The Biden administration Only 2,000 of the more than 30,000 migrants who rushed to the border in Del Rio in September were removed, the Homeland Security Secretary said. Alejandro Mayorkas announced on Friday.
The scenes of approximately 15,000 migrants camping under the Del Rio bridge drew national and international headlines, as well as outrage from lawmakers on both sides of the aisle. The administration has overwhelmed resources and Border Patrol in the area, though it has finally ended horse patrols within days amid debunked allegations that Haitian migrants were “whipped.”
Mayorkas announced Friday from the White House podium that “there are no more migrants in the camp under the Del Rio International Bridge.”
He told reporters that, in fact, nearly 30,000 migrants have climbed the border since Sept. 9, and that approximately 12,400 have been allowed to have their cases heard by an immigration judge “to make a decision on whether to remove. they or will be allowed to stay in the United States “- means they are released to the United States with either a notice that appears in court or a notice to check in at the Immigration and Customs Enforcement (ICE) office.
He said an estimated 8,000 migrants “decided to return to Mexico voluntarily” and only over 5,000 are being processed by DHS to determine if they will be deported or placed on U.S. immigration proceedings.
That means about 2,000 were canceled by the U.S. on 17 flights, of the 30,000 that attempted to enter the U.S. this month.
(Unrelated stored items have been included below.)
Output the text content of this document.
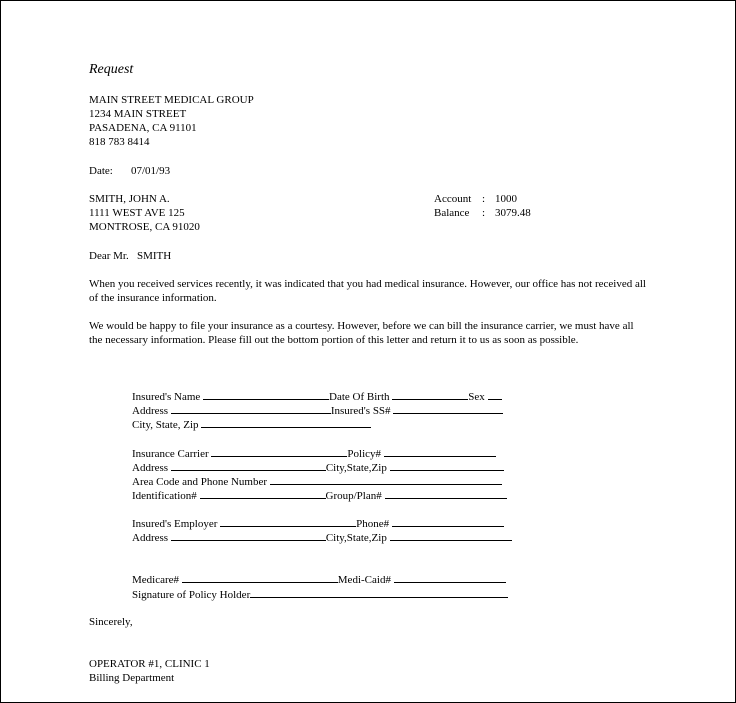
Request
MAIN STREET MEDICAL GROUP
1234 MAIN STREET
PASADENA, CA 91101
818 783 8414
Date: 07/01/93
SMITH, JOHN A.
1111 WEST AVE 125
MONTROSE, CA 91020
Account : 1000
Balance : 3079.48
Dear Mr.   SMITH
When you received services recently, it was indicated that you had medical insurance. However, our office has not received all of the insurance information.
We would be happy to file your insurance as a courtesy. However, before we can bill the insurance carrier, we must have all the necessary information. Please fill out the bottom portion of this letter and return it to us as soon as possible.
Insured's Name	Date Of Birth	Sex
Address	Insured's SS#
City, State, Zip
Insurance Carrier	Policy#
Address	City,State,Zip
Area Code and Phone Number
Identification#	Group/Plan#
Insured's Employer	Phone#
Address	City,State,Zip
Medicare#	Medi-Caid#
Signature of Policy Holder
Sincerely,
OPERATOR #1, CLINIC 1
Billing Department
Meanwhile, Mayorkas told reporters that migrants were not tested for COVID-19 while they were under the bridge and he did not know how many COVID cases were among the migrants, who had been packed for several days. in vain conditions.
Mayorkas also upheld the administration’s decision to put a number of Border Patrol agents on duty at the desk after images surfaced of agents on horseback preventing migrants from entering U.S. Activists, lawmakers and, on Friday, President Biden, promed debunked narratives that agents “whipped” the migrants and there was an investigation ongoing.
He also defended the administration’s “three -part plan” to resolve the migration crisis – even though the number of migrant encounters in July and August exceeded the 200,000 mark,
“We’re investing in key causes to address the need to address the reason why people leave the homes where they live and make a dangerous journey that they shouldn’t have made,” he said. “Second, the construction of safe, orderly and humane paths. And third, rebuilding an asylum system and a refugee program that was destroyed in the previous administration.”